Deutsche Bank is sounding the alarm on a potentially volatile start to August, warning that a confluence of risks could reignite recession fears and trigger sharp market moves — much like the turmoil seen during the same period last year.
In a note to clients, the bank pointed to three key flashpoints converging around August 1:
- the looming tariff deadline,
- the release of the U.S. jobs report,
- and elevated long-end bond yields.
Each, Deutsche says, could individually rattle markets — but together, they pose a “seriously problematic” setup for risk assets.
- Last year, the late-July/early-August period set the stage for the worst market turmoil of 2024
- This year, that week looks seriously problematic again from a market perspective
Tariff Deadline Looms
- The first risk is the pending August 1 deadline for a new round of U.S. tariffs. Deutsche Bank notes that markets appear complacent, with little priced in for the possibility of higher tariffs. If a sharp policy shift materialises at the eleventh hour, it could catch investors off guard and spark a surge in volatility.
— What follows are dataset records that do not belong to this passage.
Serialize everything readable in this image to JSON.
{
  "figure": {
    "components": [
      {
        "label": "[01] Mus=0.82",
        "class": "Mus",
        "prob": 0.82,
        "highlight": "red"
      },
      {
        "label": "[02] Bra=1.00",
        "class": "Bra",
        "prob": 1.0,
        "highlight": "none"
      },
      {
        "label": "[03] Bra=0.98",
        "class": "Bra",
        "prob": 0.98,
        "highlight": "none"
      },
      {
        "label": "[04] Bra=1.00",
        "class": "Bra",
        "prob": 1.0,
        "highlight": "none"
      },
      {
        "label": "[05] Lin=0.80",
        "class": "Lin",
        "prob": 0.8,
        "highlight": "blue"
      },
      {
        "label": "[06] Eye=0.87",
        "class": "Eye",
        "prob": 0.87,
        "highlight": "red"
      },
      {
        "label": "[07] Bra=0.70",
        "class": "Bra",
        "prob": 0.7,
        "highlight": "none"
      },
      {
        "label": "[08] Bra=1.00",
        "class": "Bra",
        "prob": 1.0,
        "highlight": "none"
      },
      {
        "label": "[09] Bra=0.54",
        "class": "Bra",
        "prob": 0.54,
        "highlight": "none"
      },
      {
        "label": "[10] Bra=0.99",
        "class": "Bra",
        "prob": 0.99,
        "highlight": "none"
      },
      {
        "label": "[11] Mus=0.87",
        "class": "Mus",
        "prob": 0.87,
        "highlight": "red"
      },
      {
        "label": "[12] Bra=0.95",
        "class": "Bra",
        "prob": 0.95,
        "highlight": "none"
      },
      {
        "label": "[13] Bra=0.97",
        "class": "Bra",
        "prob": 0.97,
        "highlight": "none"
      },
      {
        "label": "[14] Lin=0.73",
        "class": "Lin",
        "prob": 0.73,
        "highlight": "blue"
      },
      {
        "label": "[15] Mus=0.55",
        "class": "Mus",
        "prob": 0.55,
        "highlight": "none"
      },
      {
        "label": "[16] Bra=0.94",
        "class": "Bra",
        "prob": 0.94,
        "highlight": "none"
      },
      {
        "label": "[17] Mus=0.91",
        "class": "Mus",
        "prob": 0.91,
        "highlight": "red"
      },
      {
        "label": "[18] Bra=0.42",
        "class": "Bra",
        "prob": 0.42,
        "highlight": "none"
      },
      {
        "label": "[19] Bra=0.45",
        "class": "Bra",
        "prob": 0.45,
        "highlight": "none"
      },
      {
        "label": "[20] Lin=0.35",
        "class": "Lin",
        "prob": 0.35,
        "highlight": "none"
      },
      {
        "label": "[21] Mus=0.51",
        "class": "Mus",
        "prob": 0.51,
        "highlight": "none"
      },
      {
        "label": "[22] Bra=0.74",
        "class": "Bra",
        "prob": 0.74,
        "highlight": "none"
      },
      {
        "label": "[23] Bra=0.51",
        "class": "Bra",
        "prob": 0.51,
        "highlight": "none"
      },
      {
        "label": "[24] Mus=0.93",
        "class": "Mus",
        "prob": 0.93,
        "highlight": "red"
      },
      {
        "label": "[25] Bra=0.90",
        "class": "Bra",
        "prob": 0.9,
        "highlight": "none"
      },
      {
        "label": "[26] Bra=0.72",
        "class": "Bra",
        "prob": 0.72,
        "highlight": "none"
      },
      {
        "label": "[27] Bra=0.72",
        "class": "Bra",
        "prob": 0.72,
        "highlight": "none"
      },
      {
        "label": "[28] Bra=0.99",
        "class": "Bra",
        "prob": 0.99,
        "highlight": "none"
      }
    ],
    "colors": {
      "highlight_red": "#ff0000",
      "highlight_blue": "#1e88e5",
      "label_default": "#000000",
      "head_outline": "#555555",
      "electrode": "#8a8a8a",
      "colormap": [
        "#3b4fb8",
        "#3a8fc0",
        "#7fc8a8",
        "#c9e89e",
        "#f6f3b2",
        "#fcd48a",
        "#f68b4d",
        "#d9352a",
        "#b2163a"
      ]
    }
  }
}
Jobs Report Adds to Jitters
- Compounding the risk is the U.S. non-farm payrolls report, also due on August 1. Deutsche cautions that even a modest downside surprise — especially against a backdrop of nervous sentiment — could trigger outsized market reactions. Last year demonstrated that even a small miss can cause a big selloff if investors are already jittery, the note said.
Yields in a Vulnerable Spot
- Adding to the tension is the fact that long-term Treasury yields are already at elevated levels. This leaves little room for a further rise before concerns over U.S. fiscal sustainability begin to resurface. It would take less of a jump before we move into problematic territory that re-ignites fears around fiscal policy Deutsche wrote.
Recession Fears Could Resurface
- Deutsche warns that if tariffs do rise and the jobs report disappoints, the market narrative could suddenly shift in a more negative direction, potentially reviving fears of a U.S. recession. With investor sentiment already fragile, the combination of policy uncertainty and soft economic data could serve as a potent catalyst for renewed market stress.